From golf to climbing the Aerial Park Tower, and taking part in Whitemud Creek mining, roughly 70 newcomers to Edmonton had a fun filled day at Snow Valley.
“I really like this place, I’m so glad,” Anna Maslii said, who recently fled war-torn Ukraine with her mother.
Back in May, the Canadian Society of Ukrainians from the former Yugoslavia created a program to take newly-arrived Ukrainian youth out to enjoy fun events and activities.
“The idea of this program is to let kids be kids. It’s not their fault or anything they had to escape, they had to leave their country,” Canadian Society of Ukrainians from the former Yugoslavia volunteer Irena Struk said.
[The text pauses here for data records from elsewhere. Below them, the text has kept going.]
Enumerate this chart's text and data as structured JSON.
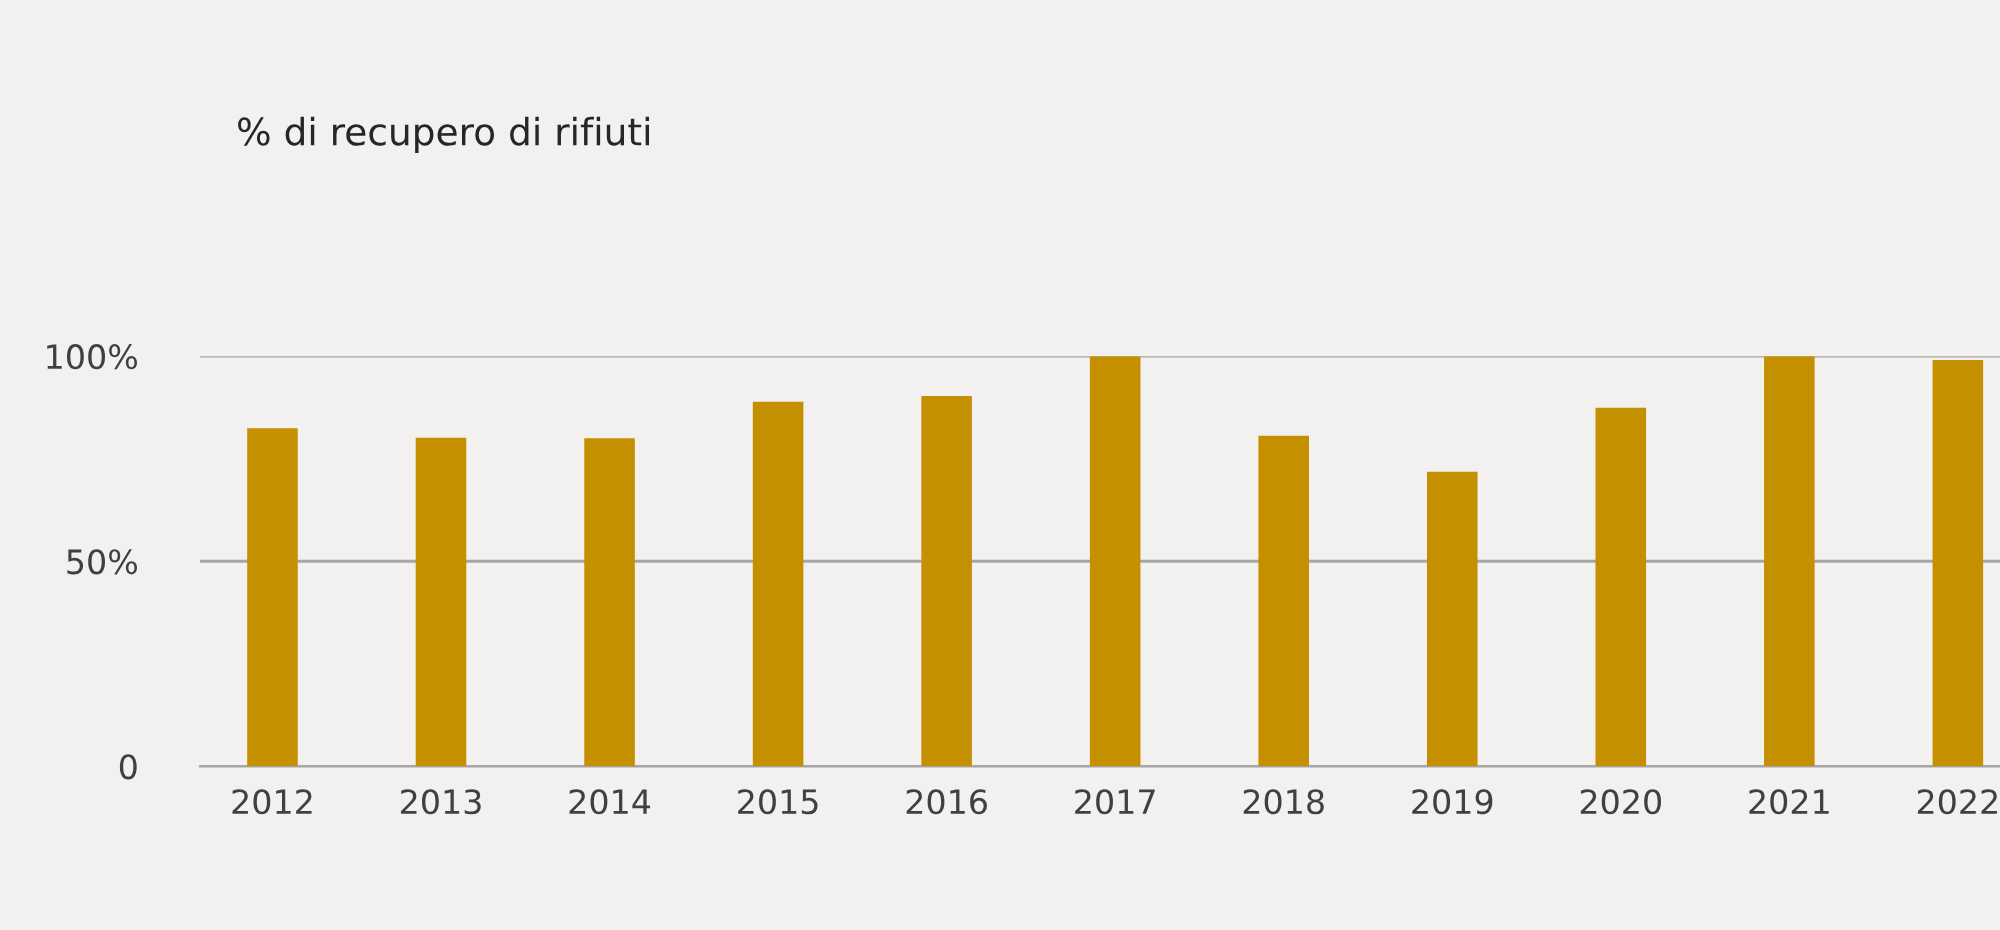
{
  "chart_data": {
    "type": "bar",
    "title": "% di recupero di rifiuti",
    "categories": [
      "2012",
      "2013",
      "2014",
      "2015",
      "2016",
      "2017",
      "2018",
      "2019",
      "2020",
      "2021",
      "2022"
    ],
    "values": [
      82.4,
      80.1,
      80.0,
      88.9,
      90.3,
      100,
      80.6,
      71.8,
      87.4,
      100,
      99.1
    ],
    "color": "#c49000",
    "ylim": [
      0,
      100
    ],
    "yticks": [
      0,
      {
        "value": 50,
        "label": "50%"
      },
      {
        "value": 100,
        "label": "100%"
      }
    ],
    "grid": "y"
  }
}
Struck said as a former refugee, she knows what many of these teens are going through.
Just imagine how difficult it is without knowing the language, knowing the culture, knowing the people. You’re here by yourself, you don’t know anybody,” Struk said.
Struk said some have lost loved ones in the war, others have been sent to Canada all alone.
Despite the hardships back in Ukraine, Struk said these events are important.
“They need to be out with friends and just be normal kids and have their childhood,” Struk said.
“They’ve had six months of not being a kid, they’re coming to a strange land, it just means the world to us that we can help them, may be just a have a better day,” Tim Dey, marketing & communications manager at Snow Valley said.
“I love this country, this is my new adventure,” Maslii said.